Rinse kumquats. Cut the green tip and slice the kumquat lengthwise then quarter it. Cut and discard the white membrane in the center and remove the seeds. Thinly slice the kumquats crosswise.

Weigh the kumquats once you prepare them. You will want up to the same weight of honey and sugar (or you can reduce it if you prefer your marmalade to be less sweet).
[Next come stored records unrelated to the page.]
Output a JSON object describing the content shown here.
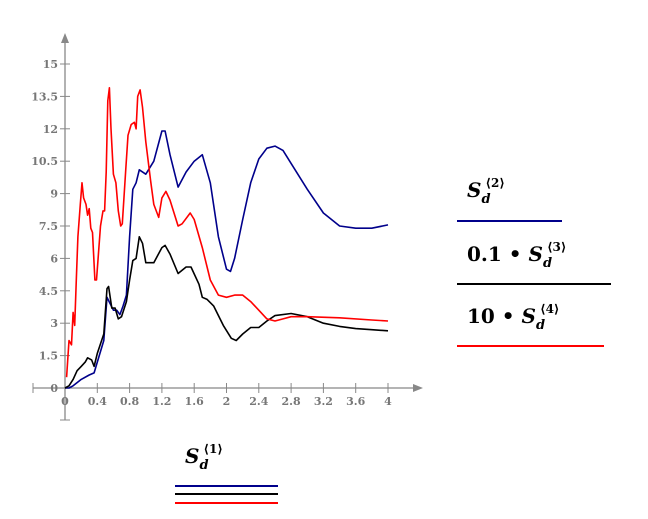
{
  "chart_data": {
    "type": "line",
    "xlim": [
      0,
      4
    ],
    "ylim": [
      0,
      15
    ],
    "x_ticks": [
      "0",
      "0.4",
      "0.8",
      "1.2",
      "1.6",
      "2",
      "2.4",
      "2.8",
      "3.2",
      "3.6",
      "4"
    ],
    "y_ticks": [
      "0",
      "1.5",
      "3",
      "4.5",
      "6",
      "7.5",
      "9",
      "10.5",
      "12",
      "13.5",
      "15"
    ],
    "grid": false,
    "x_axis_label": {
      "base": "S",
      "sub": "d",
      "sup": "⟨1⟩"
    },
    "series": [
      {
        "name": "S_d⟨2⟩",
        "legend": {
          "prefix": "",
          "base": "S",
          "sub": "d",
          "sup": "⟨2⟩"
        },
        "color": "#00008b",
        "points": [
          [
            0,
            0
          ],
          [
            0.05,
            0
          ],
          [
            0.1,
            0.1
          ],
          [
            0.2,
            0.4
          ],
          [
            0.3,
            0.6
          ],
          [
            0.36,
            0.7
          ],
          [
            0.4,
            1.2
          ],
          [
            0.48,
            2.2
          ],
          [
            0.52,
            4.2
          ],
          [
            0.56,
            3.9
          ],
          [
            0.6,
            3.6
          ],
          [
            0.64,
            3.6
          ],
          [
            0.68,
            3.4
          ],
          [
            0.72,
            3.8
          ],
          [
            0.76,
            4.3
          ],
          [
            0.8,
            7.0
          ],
          [
            0.84,
            9.2
          ],
          [
            0.88,
            9.5
          ],
          [
            0.92,
            10.1
          ],
          [
            1.0,
            9.9
          ],
          [
            1.1,
            10.5
          ],
          [
            1.2,
            11.9
          ],
          [
            1.24,
            11.9
          ],
          [
            1.3,
            10.8
          ],
          [
            1.4,
            9.3
          ],
          [
            1.5,
            10.0
          ],
          [
            1.6,
            10.5
          ],
          [
            1.7,
            10.8
          ],
          [
            1.8,
            9.5
          ],
          [
            1.9,
            7.0
          ],
          [
            2.0,
            5.5
          ],
          [
            2.05,
            5.4
          ],
          [
            2.1,
            6.0
          ],
          [
            2.2,
            7.8
          ],
          [
            2.3,
            9.5
          ],
          [
            2.4,
            10.6
          ],
          [
            2.5,
            11.1
          ],
          [
            2.6,
            11.2
          ],
          [
            2.7,
            11.0
          ],
          [
            2.8,
            10.4
          ],
          [
            3.0,
            9.2
          ],
          [
            3.2,
            8.1
          ],
          [
            3.4,
            7.5
          ],
          [
            3.6,
            7.4
          ],
          [
            3.8,
            7.4
          ],
          [
            4.0,
            7.55
          ]
        ]
      },
      {
        "name": "0.1·S_d⟨3⟩",
        "legend": {
          "prefix": "0.1 • ",
          "base": "S",
          "sub": "d",
          "sup": "⟨3⟩"
        },
        "color": "#000000",
        "points": [
          [
            0,
            0
          ],
          [
            0.05,
            0.1
          ],
          [
            0.1,
            0.4
          ],
          [
            0.15,
            0.8
          ],
          [
            0.2,
            1.0
          ],
          [
            0.25,
            1.2
          ],
          [
            0.28,
            1.4
          ],
          [
            0.33,
            1.3
          ],
          [
            0.36,
            1.0
          ],
          [
            0.4,
            1.6
          ],
          [
            0.48,
            2.5
          ],
          [
            0.52,
            4.6
          ],
          [
            0.54,
            4.7
          ],
          [
            0.58,
            3.7
          ],
          [
            0.62,
            3.7
          ],
          [
            0.66,
            3.2
          ],
          [
            0.7,
            3.3
          ],
          [
            0.76,
            4.0
          ],
          [
            0.8,
            5.0
          ],
          [
            0.84,
            5.9
          ],
          [
            0.88,
            6.0
          ],
          [
            0.92,
            7.0
          ],
          [
            0.96,
            6.7
          ],
          [
            1.0,
            5.8
          ],
          [
            1.1,
            5.8
          ],
          [
            1.2,
            6.5
          ],
          [
            1.24,
            6.6
          ],
          [
            1.3,
            6.2
          ],
          [
            1.4,
            5.3
          ],
          [
            1.5,
            5.6
          ],
          [
            1.56,
            5.6
          ],
          [
            1.66,
            4.8
          ],
          [
            1.7,
            4.2
          ],
          [
            1.76,
            4.1
          ],
          [
            1.84,
            3.8
          ],
          [
            1.96,
            2.9
          ],
          [
            2.06,
            2.3
          ],
          [
            2.12,
            2.2
          ],
          [
            2.2,
            2.5
          ],
          [
            2.3,
            2.8
          ],
          [
            2.4,
            2.8
          ],
          [
            2.5,
            3.1
          ],
          [
            2.6,
            3.35
          ],
          [
            2.8,
            3.45
          ],
          [
            3.0,
            3.3
          ],
          [
            3.2,
            3.0
          ],
          [
            3.4,
            2.85
          ],
          [
            3.6,
            2.75
          ],
          [
            3.8,
            2.7
          ],
          [
            4.0,
            2.65
          ]
        ]
      },
      {
        "name": "10·S_d⟨4⟩",
        "legend": {
          "prefix": "10 • ",
          "base": "S",
          "sub": "d",
          "sup": "⟨4⟩"
        },
        "color": "#ff0000",
        "points": [
          [
            0.02,
            0.5
          ],
          [
            0.05,
            2.2
          ],
          [
            0.08,
            2.0
          ],
          [
            0.1,
            3.5
          ],
          [
            0.12,
            2.9
          ],
          [
            0.14,
            5
          ],
          [
            0.16,
            7
          ],
          [
            0.19,
            8.5
          ],
          [
            0.21,
            9.5
          ],
          [
            0.23,
            8.8
          ],
          [
            0.26,
            8.5
          ],
          [
            0.28,
            8
          ],
          [
            0.3,
            8.3
          ],
          [
            0.32,
            7.4
          ],
          [
            0.34,
            7.2
          ],
          [
            0.37,
            5
          ],
          [
            0.39,
            5
          ],
          [
            0.41,
            6
          ],
          [
            0.44,
            7.5
          ],
          [
            0.47,
            8.2
          ],
          [
            0.49,
            8.2
          ],
          [
            0.51,
            10
          ],
          [
            0.53,
            13.3
          ],
          [
            0.55,
            13.9
          ],
          [
            0.57,
            12
          ],
          [
            0.6,
            9.9
          ],
          [
            0.63,
            9.5
          ],
          [
            0.66,
            8.2
          ],
          [
            0.69,
            7.5
          ],
          [
            0.71,
            7.6
          ],
          [
            0.75,
            10
          ],
          [
            0.78,
            11.7
          ],
          [
            0.82,
            12.2
          ],
          [
            0.86,
            12.3
          ],
          [
            0.88,
            12
          ],
          [
            0.9,
            13.5
          ],
          [
            0.93,
            13.8
          ],
          [
            0.96,
            13
          ],
          [
            1.0,
            11.4
          ],
          [
            1.06,
            9.6
          ],
          [
            1.1,
            8.5
          ],
          [
            1.16,
            7.9
          ],
          [
            1.2,
            8.8
          ],
          [
            1.25,
            9.1
          ],
          [
            1.3,
            8.7
          ],
          [
            1.4,
            7.5
          ],
          [
            1.45,
            7.6
          ],
          [
            1.55,
            8.1
          ],
          [
            1.6,
            7.8
          ],
          [
            1.7,
            6.5
          ],
          [
            1.8,
            5
          ],
          [
            1.9,
            4.3
          ],
          [
            2.0,
            4.2
          ],
          [
            2.1,
            4.3
          ],
          [
            2.2,
            4.3
          ],
          [
            2.3,
            4.0
          ],
          [
            2.4,
            3.6
          ],
          [
            2.5,
            3.2
          ],
          [
            2.6,
            3.1
          ],
          [
            2.7,
            3.2
          ],
          [
            2.8,
            3.3
          ],
          [
            3.0,
            3.3
          ],
          [
            3.4,
            3.25
          ],
          [
            3.8,
            3.15
          ],
          [
            4.0,
            3.1
          ]
        ]
      }
    ]
  }
}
Mix the sugar, honey, kumquats, orange juice and lemon juice together. Add spices. Cover your bowl, and place in the fridge for at least 12 hours.

Next Morning:

Sterilize jars. Place kumquat mixture in a pan and cook, uncovered, on medium-high heat. Once the kumquat mixture starts foaming and boiling, reduce the heat to medium and use a wooden spoon to stir the mixture occasionally. Cook the kumquat mixture until the liquid evaporates and becomes syrupy. This will take around 45 minutes to an hour for this amount of kumquats. Test marmalade to ensure it has set.

Remove from heat and at 3-5 tablespoons of orange blossom water. Fill jars with marmalade – make sure that both the jars and the marmalade are hot when filling them. Seal jars in a water bath.  Let the marmalade jars rest on your kitchen counter overnight without moving.